Thick tensor ideals of right bounded derived categories

Abstract

Let $R$ be a commutative noetherian ring. Denote by ${\mathsf{D}}^{-}\left(R\right)$ the derived category of cochain complexes $X$ of finitely generated $R$-modules with ${\mathsf{H}}^i\left(X\right)=0$ for $i\gg 0$. Then ${\mathsf{D}}^{-}\left(R\right)$ has the structure of a tensor triangulated category with tensor product $\cdot {\otimes }_R^L\cdot$ and unit object $R$. In this paper, we study thick tensor ideals of ${\mathsf{D}}^{-}\left(R\right)$, i.e., thick subcategories closed under the tensor action by each object in ${\mathsf{D}}^{-}\left(R\right)$, and investigate the Balmer spectrum $\mathtt{Spc}{\mathsf{D}}^{-}\left(R\right)$ of ${\mathsf{D}}^{-}\left(R\right)$, i.e., the set of prime thick tensor ideals of ${\mathsf{D}}^{-}\left(R\right)$. First, we give a complete classification of the thick tensor ideals of ${\mathsf{D}}^{-}\left(R\right)$ generated by bounded complexes, establishing a generalized version of the Hopkins–Neeman smash nilpotence theorem.

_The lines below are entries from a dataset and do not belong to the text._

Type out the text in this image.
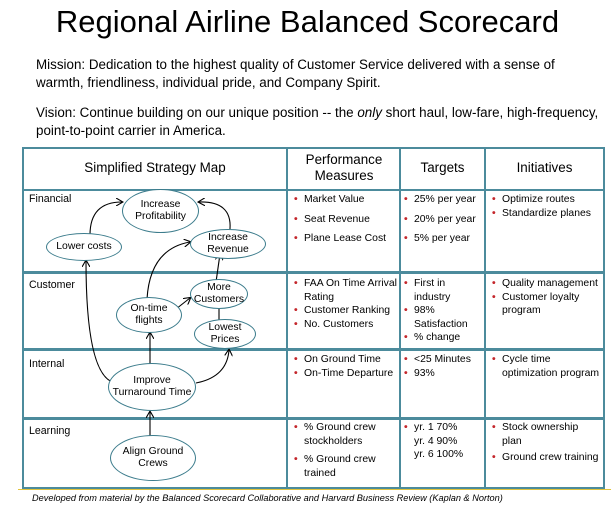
Regional Airline Balanced Scorecard
Mission: Dedication to the highest quality of Customer Service delivered with a sense of warmth, friendliness, individual pride, and Company Spirit.
Vision: Continue building on our unique position -- the only short haul, low-fare, high-frequency, point-to-point carrier in America.
Simplified Strategy Map
Performance Measures
Targets	Initiatives
Financial
Customer
Internal
Learning
• Market Value
• Seat Revenue
• Plane Lease Cost
• 25% per year
• 20% per year
• 5% per year
• Optimize routes
• Standardize planes
• FAA On Time Arrival Rating
• Customer Ranking
• No. Customers
• First in industry
• 98% Satisfaction
• % change
• Quality management
• Customer loyalty program
• On Ground Time
• On-Time Departure
• <25 Minutes
• 93%
• Cycle time optimization program
• % Ground crew stockholders
• % Ground crew trained
• yr. 1 70%
yr. 4 90%
yr. 6 100%
• Stock ownership plan
• Ground crew training
Increase Profitability
Lower costs
Increase Revenue
More Customers
On-time flights
Lowest Prices
Improve Turnaround Time
Align Ground Crews
Developed from material by the Balanced Scorecard Collaborative and Harvard Business Review (Kaplan & Norton)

Then, we define a pair of maps between the Balmer spectrum $\mathtt{Spc}{\mathsf{D}}^{-}\left(R\right)$ and the Zariski spectrum $SpecR$, and study their topological properties. After that, we compare several classes of thick tensor ideals of ${\mathsf{D}}^{-}\left(R\right)$, relating them to specialization-closed subsets of $SpecR$ and Thomason subsets of $\mathtt{Spc}{\mathsf{D}}^{-}\left(R\right)$, and construct a counterexample to a conjecture of Balmer. Finally, we explore thick tensor ideals of ${\mathsf{D}}^{-}\left(R\right)$ in the case where $R$ is a discrete valuation ring.